Local troupe The Red Velvet Effect return to FRINGE WORLD with their new original, Dream Girl, a tale of teenage discovery, same sex love, rejection, and hope, in small town Australiana. We enter this world where everyone knows everyone, everyone defers to authority figures, and societal norms and conformity are slowly squeezing the life out of all they touch.

 

Into this gaping void arrive Belinda and Jess, the captain of the netball team and the principal’s daughter. One from a well-adjusted family who shrug their shoulders, easily accept lesbianism, and continue to unconditionally love, the other from uptight religious bigots, doing their utmost to pray the gay away.

 

Added to this central dynamic, a boy who fears being just a friend, the atypical nice guy who refuses to hear no, violating consent without a thought, his best friend who is the epitome of male gaze toxic masculinity, and the popular girl lashing out wildly from insecurity and jealousy.

 

A powder-keg of competing desires and wants. Anything below an A+ grade seen as a failure, the university applications already mapped out years in advance, rounding out the scholarship application with state championship sports.
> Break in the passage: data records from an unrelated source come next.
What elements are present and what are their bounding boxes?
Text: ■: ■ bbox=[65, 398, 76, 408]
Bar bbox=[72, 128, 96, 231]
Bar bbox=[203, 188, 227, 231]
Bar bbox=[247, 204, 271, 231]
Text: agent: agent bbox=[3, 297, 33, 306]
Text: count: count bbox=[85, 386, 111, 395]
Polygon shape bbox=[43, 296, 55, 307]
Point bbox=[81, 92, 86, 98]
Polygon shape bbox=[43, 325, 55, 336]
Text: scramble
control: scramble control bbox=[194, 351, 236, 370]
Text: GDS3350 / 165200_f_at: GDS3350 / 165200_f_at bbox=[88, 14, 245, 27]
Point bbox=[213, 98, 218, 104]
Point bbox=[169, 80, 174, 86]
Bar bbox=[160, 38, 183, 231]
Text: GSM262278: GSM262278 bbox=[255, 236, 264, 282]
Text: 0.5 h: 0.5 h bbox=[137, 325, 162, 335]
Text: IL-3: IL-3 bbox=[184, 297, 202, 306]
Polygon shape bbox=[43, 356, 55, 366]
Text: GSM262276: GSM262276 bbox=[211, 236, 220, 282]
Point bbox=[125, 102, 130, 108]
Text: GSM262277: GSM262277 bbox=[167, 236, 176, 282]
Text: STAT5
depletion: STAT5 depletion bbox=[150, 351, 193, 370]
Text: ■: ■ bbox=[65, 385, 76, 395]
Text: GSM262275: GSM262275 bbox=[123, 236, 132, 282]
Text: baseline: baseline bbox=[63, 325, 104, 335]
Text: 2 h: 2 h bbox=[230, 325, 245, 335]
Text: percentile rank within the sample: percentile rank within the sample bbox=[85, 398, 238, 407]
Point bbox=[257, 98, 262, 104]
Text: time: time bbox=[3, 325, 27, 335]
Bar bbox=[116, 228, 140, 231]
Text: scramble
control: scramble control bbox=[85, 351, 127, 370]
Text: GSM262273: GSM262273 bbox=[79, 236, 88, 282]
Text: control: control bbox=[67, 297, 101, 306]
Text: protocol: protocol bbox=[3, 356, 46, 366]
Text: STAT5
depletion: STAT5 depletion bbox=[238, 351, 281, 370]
Church, golf, work. Repeat. Putting on the perfect front for town and school board.

 

And then love. So called “unnatural” love. An involuntary outing. It’s just a phase. School yard fights.

 

The storm of all this emotion roils around the audience. The awful pettiness of high school and teenage life, with every joy, every disappointment heightened to the extreme. An absolute whirlpool of despair. The truth shall set you free, they say. Even along our country’s back roads. It just hurts like heck getting there.

 

Wonderfully acted, wonderfully staged – the audience is surrounded on three sides in an imaginative and immersive way. Every cast member absolutely authentic and believable in their roles. Not so much pure enjoyment, as accurate in the most teeth-grinding uncomfortable way.